Venha Para a Turma da Melhor Idade, dizia o outdoor. Logo abaixo da propaganda, duas velhinhas tentavam ler, com certa dificuldade, o que estava escrito. Uma delas trajava um vestido florido e sapatinho branco, bem baixinho, e segurava diante dos olhos um par de óculos daqueles bem antigos – de segurar mesmo... –, enquanto tentava explicar para a companheira do que se tratava a propaganda. A outra velhinha balançava a cabeça como se compreendendo o que a amiga dizia. Ficaram ali por um bom tempo. Aquele momento, aquele lugar..., talvez fosse um bom passa-tempo.
Do outro lado da rua, sentado no meu carro, fiquei observando aquela cena enquanto ouvia um CD do Tom Jobim. Ipanema estava particularmente linda naquele dia. Um sábado de sol brando. Pessoas começando a chegar com suas cadeiras de praia. Eu acabara de tomar um café na padaria do Leme e fiz uma breve parada por conta do semáforo que ficara vermelho. Logo seguiria pela Niemayer com destino à Barra.
Continuei ali, na casa dos meus quarenta anos, refletindo sobre o que dizia o outdoor, pensando acerca tempo, no seu poder e precisão. Não conseguia aceitar a classificação da Melhor Idade. Olhei várias vezes para o espelho retrovisor do carro e identifiquei relevos em meu rosto, inscritos pelos anos e, às vezes, despercebidos por mim. Lembrei-me da infância distante, da juventude, dos meus anos vigorosos e impulsivos. Lembrei-me do confidente que, diariamente, aguardava-me diante do espelho e carregava na tez o viço da real Melhor Idade.
“Os jovens desejam ser fiéis e não conseguem. Os velhos desejam ser infiéis e não podem”. Lord Henry estava certo. A beleza emoldurada pelo brilho da juventude é o crédito ilimitado e a senha de acesso aos prazeres e benesses da vida. Dorian Gray, animado em tela, por muito tempo representando toda verve de Basil, vivenciou de maneira extrema todas as vertentes que a beleza e a vaidade humanas podem propiciar. Oscar Wilde, implacável, regava meus pensamentos.
Lembrei-me também, de quando tudo era despreocupação: escola, saúde, futuro dos filhos..., filhos que naquele exato momento estavam tão longe e tão perto de mim. Voltei o olhar àquelas velhinhas. Havia chegado mais um curioso. Meu pensamento ganhou asas.

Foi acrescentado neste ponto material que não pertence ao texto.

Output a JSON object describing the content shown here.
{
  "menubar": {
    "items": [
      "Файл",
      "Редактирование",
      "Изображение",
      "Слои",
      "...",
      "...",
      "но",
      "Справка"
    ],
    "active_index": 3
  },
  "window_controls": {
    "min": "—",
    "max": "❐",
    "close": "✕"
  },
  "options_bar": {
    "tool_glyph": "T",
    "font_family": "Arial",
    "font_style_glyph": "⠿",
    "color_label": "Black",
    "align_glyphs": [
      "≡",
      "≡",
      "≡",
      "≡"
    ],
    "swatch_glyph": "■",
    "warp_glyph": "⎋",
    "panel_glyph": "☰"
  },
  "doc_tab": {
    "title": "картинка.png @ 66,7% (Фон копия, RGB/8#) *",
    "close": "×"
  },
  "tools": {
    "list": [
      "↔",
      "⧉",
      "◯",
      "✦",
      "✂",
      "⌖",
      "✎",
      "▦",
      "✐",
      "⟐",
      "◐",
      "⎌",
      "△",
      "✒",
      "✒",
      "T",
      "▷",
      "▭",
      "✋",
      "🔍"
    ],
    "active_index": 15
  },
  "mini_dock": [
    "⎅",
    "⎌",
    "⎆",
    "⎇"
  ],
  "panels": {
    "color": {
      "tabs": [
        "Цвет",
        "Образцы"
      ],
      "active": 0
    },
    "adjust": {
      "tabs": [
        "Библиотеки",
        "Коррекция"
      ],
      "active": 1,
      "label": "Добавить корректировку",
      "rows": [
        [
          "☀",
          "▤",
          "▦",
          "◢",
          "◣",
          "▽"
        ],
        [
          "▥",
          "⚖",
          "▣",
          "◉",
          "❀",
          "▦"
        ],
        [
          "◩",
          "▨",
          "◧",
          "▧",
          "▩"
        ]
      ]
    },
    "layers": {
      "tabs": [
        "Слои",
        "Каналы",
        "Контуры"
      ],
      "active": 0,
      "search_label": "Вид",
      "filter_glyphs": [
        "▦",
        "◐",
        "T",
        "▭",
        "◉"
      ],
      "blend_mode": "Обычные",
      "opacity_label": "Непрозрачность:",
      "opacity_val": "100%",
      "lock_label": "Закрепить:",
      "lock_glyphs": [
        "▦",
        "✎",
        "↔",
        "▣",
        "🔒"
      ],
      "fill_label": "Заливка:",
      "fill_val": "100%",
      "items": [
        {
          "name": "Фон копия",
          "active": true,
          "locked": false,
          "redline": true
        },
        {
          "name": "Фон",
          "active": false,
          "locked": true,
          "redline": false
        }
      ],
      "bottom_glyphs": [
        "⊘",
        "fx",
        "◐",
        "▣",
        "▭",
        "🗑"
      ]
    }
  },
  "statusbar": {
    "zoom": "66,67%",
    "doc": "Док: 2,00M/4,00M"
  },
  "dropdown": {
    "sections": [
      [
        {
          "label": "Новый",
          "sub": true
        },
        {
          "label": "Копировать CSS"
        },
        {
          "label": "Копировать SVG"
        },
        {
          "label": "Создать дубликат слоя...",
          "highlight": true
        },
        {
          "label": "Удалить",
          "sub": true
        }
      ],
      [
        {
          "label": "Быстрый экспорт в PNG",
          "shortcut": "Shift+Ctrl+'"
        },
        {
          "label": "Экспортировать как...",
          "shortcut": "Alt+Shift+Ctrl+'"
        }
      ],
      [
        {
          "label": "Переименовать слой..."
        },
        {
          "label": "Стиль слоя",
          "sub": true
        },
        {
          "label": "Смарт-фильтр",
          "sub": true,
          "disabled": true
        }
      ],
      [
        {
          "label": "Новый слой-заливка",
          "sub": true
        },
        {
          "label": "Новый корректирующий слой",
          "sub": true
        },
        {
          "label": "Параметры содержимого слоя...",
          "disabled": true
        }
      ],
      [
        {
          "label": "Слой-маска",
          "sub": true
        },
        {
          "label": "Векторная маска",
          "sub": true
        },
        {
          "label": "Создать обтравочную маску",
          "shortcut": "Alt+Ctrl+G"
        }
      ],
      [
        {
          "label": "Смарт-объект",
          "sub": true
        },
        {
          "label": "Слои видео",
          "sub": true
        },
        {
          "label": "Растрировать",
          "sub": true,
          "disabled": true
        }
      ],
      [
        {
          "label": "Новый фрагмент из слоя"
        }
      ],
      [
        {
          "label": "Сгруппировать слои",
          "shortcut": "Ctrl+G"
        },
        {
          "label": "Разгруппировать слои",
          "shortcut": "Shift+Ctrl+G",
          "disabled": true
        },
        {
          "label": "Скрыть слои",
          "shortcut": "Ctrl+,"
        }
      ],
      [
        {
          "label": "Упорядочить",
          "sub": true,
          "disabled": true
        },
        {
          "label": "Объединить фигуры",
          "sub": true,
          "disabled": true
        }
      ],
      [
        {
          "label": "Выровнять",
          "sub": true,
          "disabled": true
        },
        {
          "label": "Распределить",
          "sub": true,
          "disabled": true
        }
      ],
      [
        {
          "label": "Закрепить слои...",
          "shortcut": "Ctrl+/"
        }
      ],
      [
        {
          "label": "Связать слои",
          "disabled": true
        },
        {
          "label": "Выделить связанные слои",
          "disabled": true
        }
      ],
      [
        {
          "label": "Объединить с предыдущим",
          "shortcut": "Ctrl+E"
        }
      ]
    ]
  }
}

O outdoor fazia propaganda de uma academia para pessoas da terceira idade, melhor idade, velhos... Surpreendi-me pensando na nobreza de se tornar velho, mas logo, tudo se transformava em um extremo sentimento de compaixão. Ora, como poderia aceitar a Melhor Idade, se é nela que tudo perde a graça - o pinto cai, o peito cai, a bunda cai...-; os olhos minguam, ávidos por luz, num emaranhado de rugas irreversíveis. A boca, num esforço sobre-humano, treme para entoar a voz já enfraquecida. Não, não é a melhor idade. É a idade da melhor lembrança... talvez. Pode ser a idade da sabedoria acumulada, porém, de muitos enganos também acumulados – até os que foram demasiado maus, intolerantes, desequilibrados, preconceituosos..., são absolvidos pelo generalizado sentimento de pena que se tem dos velhos –. Ora, tiranos e bandidos de toda sorte também envelhecem!
Dei mais uma olhadinha no espelho. Parece que surgiram mais alguns sulcos em meu rosto, ou não? Claro que não, já estavam ali; eu apenas não havia percebido... - pensei.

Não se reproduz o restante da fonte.